John Bartholomew & Son Ltd officially ceased to exist when it was de-registered at Companies House in 1995. A new John Bartholomew & Son Ltd was registered in Scotland in 1998 and it is based at Hardengreen Business Park just outside Edinburgh.

The company was relocated from its offices in Duncan Street, Edinburgh, in 1995 to HarperCollins’ Glasgow offices in Westerhill Road, Bishopbriggs. Many long-serving staff left at that time. The Duncan Street office in Edinburgh had been built in 1911 using the imposing Palladian façade of a former Bartholomew family home, Falcon Hall, and this now forms the frontage for a series of up-market flats created from the former offices. The works behind the offices were demolished and replaced by new blocks of flats, which were named by the builder after famous Scottish writers who had no connection with Bartholomews' or cartography.

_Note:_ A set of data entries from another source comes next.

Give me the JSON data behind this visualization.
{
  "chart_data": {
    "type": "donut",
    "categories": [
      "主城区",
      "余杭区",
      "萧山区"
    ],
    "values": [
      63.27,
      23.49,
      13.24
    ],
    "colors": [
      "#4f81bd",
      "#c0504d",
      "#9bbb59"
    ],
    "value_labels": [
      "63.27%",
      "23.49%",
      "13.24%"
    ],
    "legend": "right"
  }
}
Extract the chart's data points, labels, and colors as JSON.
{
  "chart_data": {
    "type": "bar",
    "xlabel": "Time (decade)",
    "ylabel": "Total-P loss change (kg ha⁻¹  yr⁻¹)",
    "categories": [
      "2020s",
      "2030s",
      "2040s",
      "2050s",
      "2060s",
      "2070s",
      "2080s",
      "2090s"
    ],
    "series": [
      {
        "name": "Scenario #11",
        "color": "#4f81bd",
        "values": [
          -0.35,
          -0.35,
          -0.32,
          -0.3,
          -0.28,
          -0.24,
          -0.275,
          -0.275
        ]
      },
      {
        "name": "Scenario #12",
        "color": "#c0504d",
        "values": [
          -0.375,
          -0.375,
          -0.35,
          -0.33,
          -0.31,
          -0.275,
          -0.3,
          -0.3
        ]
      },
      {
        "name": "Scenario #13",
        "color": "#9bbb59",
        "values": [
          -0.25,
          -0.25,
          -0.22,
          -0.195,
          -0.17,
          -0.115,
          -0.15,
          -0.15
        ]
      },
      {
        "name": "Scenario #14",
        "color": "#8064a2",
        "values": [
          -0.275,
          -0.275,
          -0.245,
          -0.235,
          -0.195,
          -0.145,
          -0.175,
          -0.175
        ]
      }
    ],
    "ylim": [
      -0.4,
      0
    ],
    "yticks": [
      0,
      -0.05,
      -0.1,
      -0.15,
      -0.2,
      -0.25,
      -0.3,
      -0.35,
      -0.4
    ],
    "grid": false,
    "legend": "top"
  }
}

The departure of the company from Edinburgh after some 170 years in the city was a notable moment in the history of map-making in Scotland, but little was made of the move in the public media, and it was left largely to the initiative of the Royal Scottish Geographical Society and George Russell (not an employee) to arrange for the erection of a commemorative plaque with the cooperation of the last John Bartholomew. An unveiling ceremony was attended by the Princess Royal - an indication of the high national and international prestige long held by the company.

The Map Library of the National Library of Scotland (which is located near the former Duncan Street offices) contains the extensive archives of the Bartholomew company, a product of a long and fruitful association between the two organisations. A book, still available from the company at its post-1995 address in Bishopbriggs, Glasgow (Bartholomew - 150 Years), details the history and achievements of Bartholomews’ up to the time of its 150th anniversary in 1976, not very long after the last of the copperplate engravers retired and the company started to pioneer the use of geographic information systems (GIS) and computer-generated mapping for its cartographic publishing and for the selling of map data.